Essa ênfase encontra reflexos inspirados no roteiro, escrito por Halla e María Elena Morán. A decisão de construir a história em torno de um esporte de grupo é um, assim como é a de fazer de João um apicultor: poucas metáforas traduzem a ideia de esforço coletivo como o mel, produto de centenas de abelhas organizadas. Até os antagonistas agem coletivamente, através de uma organização religiosa. 

PÂNICO E ANSIEDADE NA LUTA CONTRA INIMIGO PLURAL 

O filme levanta uma bandeira queer e liberal, mostrando uma juventude de sexualidade fluida, que vive intensamente ao som do funk e que usa a autoexpressão para transcender suas limitações socioeconômicas.
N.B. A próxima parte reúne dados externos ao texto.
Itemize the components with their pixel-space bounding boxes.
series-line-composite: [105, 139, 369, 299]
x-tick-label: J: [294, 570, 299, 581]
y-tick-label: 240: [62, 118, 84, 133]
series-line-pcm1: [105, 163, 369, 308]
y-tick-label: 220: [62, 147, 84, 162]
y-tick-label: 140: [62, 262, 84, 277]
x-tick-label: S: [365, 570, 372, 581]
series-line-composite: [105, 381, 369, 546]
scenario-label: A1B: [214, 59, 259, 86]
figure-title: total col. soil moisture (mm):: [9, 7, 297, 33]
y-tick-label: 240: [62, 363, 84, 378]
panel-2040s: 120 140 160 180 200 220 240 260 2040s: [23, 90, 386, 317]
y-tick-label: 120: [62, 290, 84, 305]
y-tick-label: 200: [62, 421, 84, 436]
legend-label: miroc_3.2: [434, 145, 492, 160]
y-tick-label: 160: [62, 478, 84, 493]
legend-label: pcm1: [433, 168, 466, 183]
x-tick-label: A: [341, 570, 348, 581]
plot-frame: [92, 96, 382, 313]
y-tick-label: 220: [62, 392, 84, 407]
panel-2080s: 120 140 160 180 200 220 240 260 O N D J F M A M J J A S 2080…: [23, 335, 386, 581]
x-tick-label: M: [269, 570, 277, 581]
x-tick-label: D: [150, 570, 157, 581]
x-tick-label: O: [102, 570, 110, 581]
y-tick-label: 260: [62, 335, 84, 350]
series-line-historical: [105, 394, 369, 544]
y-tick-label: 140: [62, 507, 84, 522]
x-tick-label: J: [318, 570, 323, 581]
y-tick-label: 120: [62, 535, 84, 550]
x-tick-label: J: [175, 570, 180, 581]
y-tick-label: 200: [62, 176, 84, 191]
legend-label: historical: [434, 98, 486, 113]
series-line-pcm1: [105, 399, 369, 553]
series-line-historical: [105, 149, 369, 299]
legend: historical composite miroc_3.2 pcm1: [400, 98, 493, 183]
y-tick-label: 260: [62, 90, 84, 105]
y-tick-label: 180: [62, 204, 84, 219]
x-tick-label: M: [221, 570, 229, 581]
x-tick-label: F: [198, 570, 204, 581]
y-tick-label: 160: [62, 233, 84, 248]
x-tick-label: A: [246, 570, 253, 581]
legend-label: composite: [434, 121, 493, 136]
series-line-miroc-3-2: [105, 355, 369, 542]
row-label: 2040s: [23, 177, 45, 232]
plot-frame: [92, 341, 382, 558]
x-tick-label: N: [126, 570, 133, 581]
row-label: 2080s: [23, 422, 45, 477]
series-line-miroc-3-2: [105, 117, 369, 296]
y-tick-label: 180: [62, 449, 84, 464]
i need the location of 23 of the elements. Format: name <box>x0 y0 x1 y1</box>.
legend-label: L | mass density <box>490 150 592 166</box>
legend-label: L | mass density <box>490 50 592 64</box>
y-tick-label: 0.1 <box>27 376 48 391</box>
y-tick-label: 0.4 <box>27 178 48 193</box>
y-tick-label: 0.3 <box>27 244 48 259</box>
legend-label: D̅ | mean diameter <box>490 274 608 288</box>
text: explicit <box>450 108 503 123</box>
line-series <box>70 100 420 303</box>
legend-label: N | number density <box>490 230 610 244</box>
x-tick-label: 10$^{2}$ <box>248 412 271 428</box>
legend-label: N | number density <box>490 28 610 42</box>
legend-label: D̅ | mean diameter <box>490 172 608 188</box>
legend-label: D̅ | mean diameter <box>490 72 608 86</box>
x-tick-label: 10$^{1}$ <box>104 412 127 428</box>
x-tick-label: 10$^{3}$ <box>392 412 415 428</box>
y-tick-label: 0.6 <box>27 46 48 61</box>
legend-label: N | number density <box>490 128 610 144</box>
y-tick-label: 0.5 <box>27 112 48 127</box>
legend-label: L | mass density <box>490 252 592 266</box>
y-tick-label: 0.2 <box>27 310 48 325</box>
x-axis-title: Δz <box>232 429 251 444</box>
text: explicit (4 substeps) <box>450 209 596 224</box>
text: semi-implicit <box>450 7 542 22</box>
O time de Sofia, que abrange um leque diverso de feminilidades, contrasta com seu entorno e defende suas liberdades individuais diante de um estado de opressão. 

Nesse sentido, “Levante” dá uma roupagem adolescente a alguns dos temas abordados na minissérie “Os Últimos Dias de Gilda“. Ambas as obras falam de um Brasil intolerante, cuja religiosidade foi cooptada para longe da ajuda e do respeito ao próximo em prol de um projeto de poder. 

Halla é precisa em retratar o pânico e a ansiedade de lutar contra esse inimigo plural e insidioso. Em parceria com a diretora de fotografia Wilssa Esser, a editora Eva Randolph, e o desenhista de som Waldir Xavier, a cineasta acompanha Sofia com muitos close-ups, câmera na mão, blackouts dramáticos e efeitos sonoros que reforçam o verdadeiro ataque psicológico que sofre. 

Quando as tensões escalam no terceiro ato, o mais impactante é saber que essas cenas de ficção não estão exatamente distantes de acontecer na vida real. Em seus momentos finais, “Levante” lembra a plateia que são grupos que comandam a barbárie – e também são eles que lideram a resistência.